There is no specific cure for cystic fibrosis (CF). However, advancements in treatment have made it possible for those with CF to live much longer than before. But, still people live under the risk of infection and health problems due to CF. Treatment modalities include – medications (for gene mutations, anti-inflammatory medications, mucus-thinning drugs, inhaled medications, oral pancreatic enzymes, acid-reducing medications and other drugs for diabetes or liver disease), airway clearance techniques (called chest physical therapy (CPT), and pulmonary rehabilitation. If the above treatment modalities do not yield in the desired results, surgical options like nasal and sinus surgery, oxygen therapy, bowel surgery, noninvasive ventilation and lung or liver transplantation may be recommended.

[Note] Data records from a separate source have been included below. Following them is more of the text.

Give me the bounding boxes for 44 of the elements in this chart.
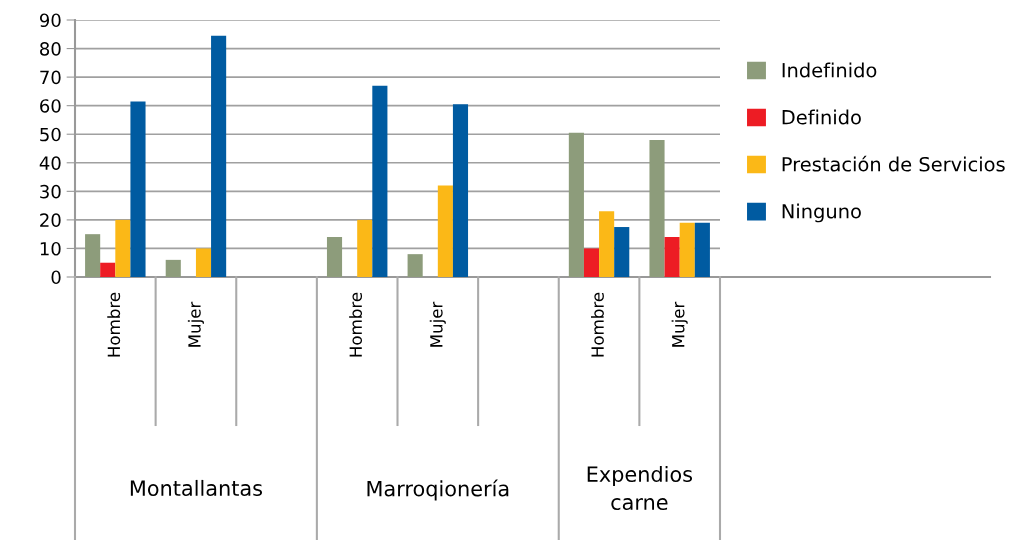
text: Expendios carne [587, 465, 693, 511]
text: Montallantas [130, 479, 263, 497]
bar [583, 248, 600, 277]
bar [452, 104, 469, 277]
bar [165, 259, 181, 277]
y-tick-label: 90 [39, 13, 61, 28]
y-tick-label: 0 [51, 270, 61, 285]
text: Marroqionería [367, 479, 509, 501]
x-tick-label: Mujer [429, 301, 446, 347]
x-tick-label: Mujer [187, 301, 204, 347]
bar [211, 35, 227, 277]
bar [568, 132, 584, 277]
y-tick-label: 40 [39, 156, 61, 170]
bar [679, 222, 695, 277]
bar [85, 234, 101, 277]
x-tick-label: Hombre [349, 292, 363, 357]
y-tick-label: 60 [40, 99, 61, 113]
bar [195, 248, 212, 277]
y-tick-label: 20 [40, 213, 61, 228]
y-tick-label: 80 [40, 42, 61, 56]
bar [437, 185, 453, 277]
bar [100, 262, 116, 277]
y-tick-label: 30 [40, 184, 61, 199]
y-tick-label: 70 [40, 70, 61, 85]
x-tick-label: Hombre [591, 292, 604, 357]
bar [649, 139, 665, 277]
legend-label: Prestación de Servicios [782, 155, 1005, 172]
bar [115, 219, 131, 277]
legend-label: Definido [782, 109, 861, 125]
y-tick-label: 50 [40, 127, 61, 142]
bar [694, 222, 710, 277]
y-tick-label: 10 [40, 241, 61, 256]
bar [130, 101, 146, 277]
legend-label: Ninguno [782, 203, 861, 223]
bar [407, 254, 423, 277]
bar [599, 211, 615, 277]
bar [372, 85, 388, 277]
x-tick-label: Mujer [671, 301, 688, 347]
bar [614, 227, 630, 277]
x-tick-label: Hombre [107, 292, 121, 357]
legend-label: Indefinido [782, 62, 877, 78]
bar [326, 237, 343, 277]
bar [664, 237, 680, 277]
bar [357, 219, 373, 277]
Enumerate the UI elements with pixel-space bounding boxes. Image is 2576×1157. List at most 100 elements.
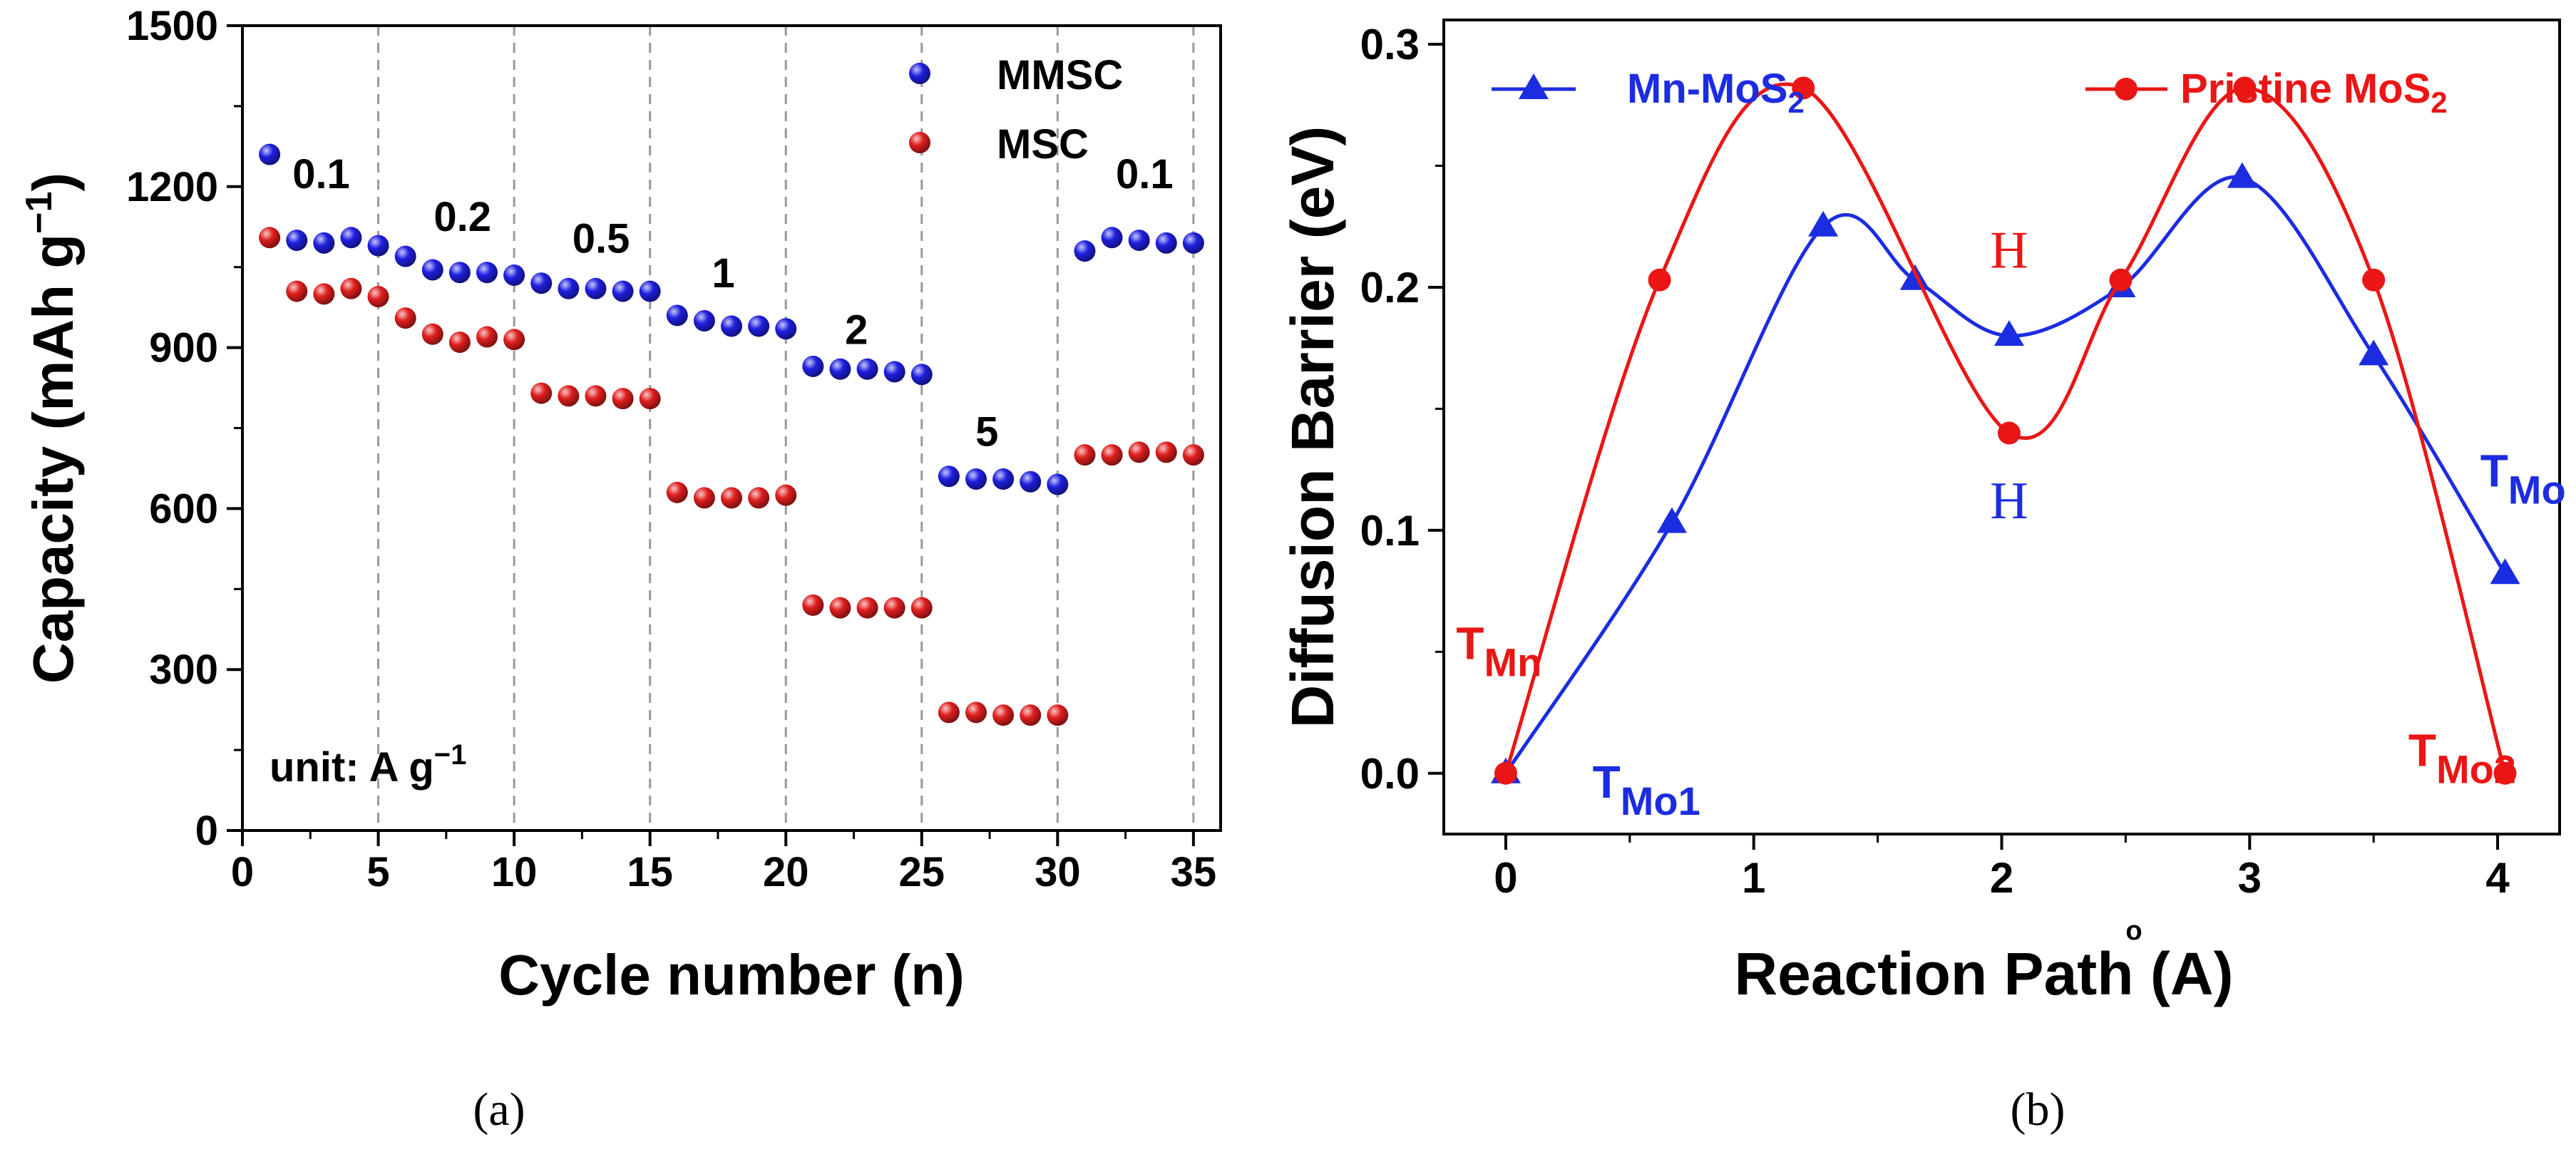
y-axis-label: Diffusion Barrier (eV) [1279,126,1346,729]
mmsc-point [476,262,498,284]
site-label-tmo2: TMo2 [2408,725,2516,792]
legend-label-pristine-mos2-text: Pristine MoS [2180,66,2431,112]
msc-point [448,331,471,354]
rate-label: 1 [712,250,734,297]
data-point-pristine-mos2 [2109,268,2133,292]
y-tick-label: 900 [149,325,218,371]
rate-label: 0.1 [1116,151,1174,197]
legend-label-pristine-mos2-subscript: 2 [2431,86,2447,119]
x-axis-label-ring: o [2125,916,2142,946]
data-point-pristine-mos2 [2233,76,2257,100]
y-tick-label: 0.3 [1360,21,1420,68]
mmsc-point [992,468,1015,490]
mmsc-point [883,361,905,383]
y-axis-label: Capacity (mAh g−1) [19,173,85,684]
data-point-pristine-mos2 [1494,761,1517,785]
msc-point [259,227,281,249]
data-point-mn-mos2 [1993,320,2024,346]
msc-point [1101,444,1123,466]
mmsc-point [1020,470,1042,493]
msc-point [612,388,634,410]
mmsc-point [1047,473,1069,495]
msc-point [666,481,688,503]
y-tick-label: 600 [149,485,218,532]
mmsc-point [639,280,661,302]
legend-label-mmsc: MMSC [997,52,1123,98]
legend-label-mn-mos2: Mn-MoS2 [1627,66,1805,119]
msc-point [938,701,960,724]
data-point-mn-mos2 [2227,162,2257,188]
x-tick-label: 5 [366,849,389,895]
data-point-mn-mos2 [1808,210,1839,237]
x-tick-label: 35 [1171,849,1217,895]
x-tick-label: 4 [2485,854,2510,902]
site-label-h-red: H [1990,222,2028,280]
rate-label: 0.5 [573,215,630,262]
y-axis-label-close: ) [21,173,85,192]
y-tick-label: 300 [149,647,218,693]
x-tick-label: 0 [231,849,254,895]
msc-point [476,326,498,348]
x-tick-label: 30 [1035,849,1081,895]
msc-point [421,323,443,345]
site-label-h-blue-main: H [1990,472,2028,530]
mmsc-point [1101,227,1123,249]
msc-point [748,487,770,509]
msc-point [693,487,715,509]
site-label-tmo1: TMo1 [1593,756,1700,823]
x-axis-label: Cycle number (n) [498,943,964,1007]
site-label-tmn: TMn [1456,618,1541,685]
msc-point [721,487,742,509]
msc-point [1128,441,1150,463]
mmsc-point [965,468,987,490]
site-label-tmn-subscript: Mn [1484,640,1541,685]
data-point-pristine-mos2 [1792,76,1815,100]
mmsc-point [829,358,851,380]
mmsc-point [1074,240,1096,262]
y-tick-label: 1200 [126,164,218,210]
mmsc-point [612,280,634,302]
mmsc-point [856,358,878,380]
legend-label-mn-mos2-text: Mn-MoS [1627,66,1788,112]
data-point-pristine-mos2 [1997,421,2021,445]
msc-point [802,594,824,616]
mmsc-point [775,318,797,340]
legend-label-msc: MSC [997,121,1089,168]
msc-point [530,382,553,404]
y-tick-label: 0 [195,808,218,854]
mmsc-point [503,264,525,286]
mmsc-point [394,245,416,267]
panel-label-b: (b) [2011,1084,2066,1136]
mmsc-point [1155,232,1177,254]
legend-marker-mmsc [909,63,930,84]
x-tick-label: 0 [1494,854,1517,902]
site-label-tmo-subscript: Mo [2508,468,2566,513]
msc-point [503,329,525,351]
rate-label: 5 [975,408,998,455]
legend-label-mn-mos2-subscript: 2 [1788,86,1805,119]
site-label-tmo2-main: T [2408,725,2436,776]
msc-point [585,385,607,407]
site-label-tmo: TMo [2480,446,2566,513]
mmsc-point [693,309,715,331]
msc-point [829,597,851,619]
msc-point [639,388,661,410]
y-axis-label-text: Capacity (mAh g [21,234,85,684]
msc-point [394,307,416,329]
msc-point [1182,444,1204,466]
unit-label-text: unit: A g [270,744,434,791]
y-tick-label: 0.1 [1360,507,1420,555]
data-point-mn-mos2 [1899,264,1930,290]
msc-point [1020,704,1042,726]
mmsc-point [748,315,770,337]
msc-point [558,385,580,407]
msc-point [992,704,1015,726]
msc-point [910,597,933,619]
x-tick-label: 10 [491,849,538,895]
msc-point [367,286,389,308]
msc-point [340,277,362,299]
legend-label-pristine-mos2: Pristine MoS2 [2180,66,2448,119]
x-axis-label-close: ) [2214,940,2234,1007]
x-tick-label: 15 [627,849,673,895]
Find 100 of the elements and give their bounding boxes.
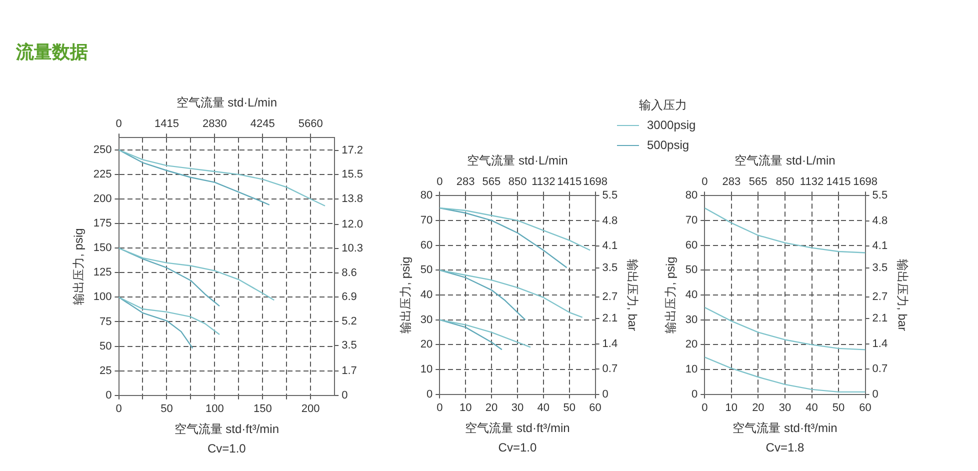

Physicians treating patients with cystic fibrosis can rely on outsourced billing services of a professional billing company for correct clinical documentation of this condition. The ICD-10 codes for Cystic Fibrosis come under the E84 category.
- E84 – Cystic fibrosis
- E84.0 – Cystic fibrosis with pulmonary manifestations
- E84.1 – Cystic fibrosis with intestinal manifestations
- E84.11 – Meconium ileus in cystic fibrosis
- E84.19 – Cystic fibrosis with other intestinal manifestations
- E84.8 – Cystic fibrosis with other manifestations
- E84.9 – Cystic fibrosis, unspecified
During CF Awareness Month in May, the community will come together to help others learn about the disease, share personal stories, and unite behind the mission of finding a cure for all people with CF. As part of the campaign, a wide range of activities are organized throughout the month. People can check out the official “CF Awareness Toolkit” to get tips, tools, and language that help spread the word about the disease. People can share the word about CF, their diagnosis story, and treatment routines via social media platforms like Facebook, Twitter, and Instagram all month long. They can share their CF story on social media using the hashtag #FacesOfCF, change their cover photos and profile picture frames – “Cystic Fibrosis Awareness Month 2021” and add a frame to their FB profile picture.
Participate in “CF Awareness Month” this May and educate people about CF or encourage people within the community to get involved in this campaign.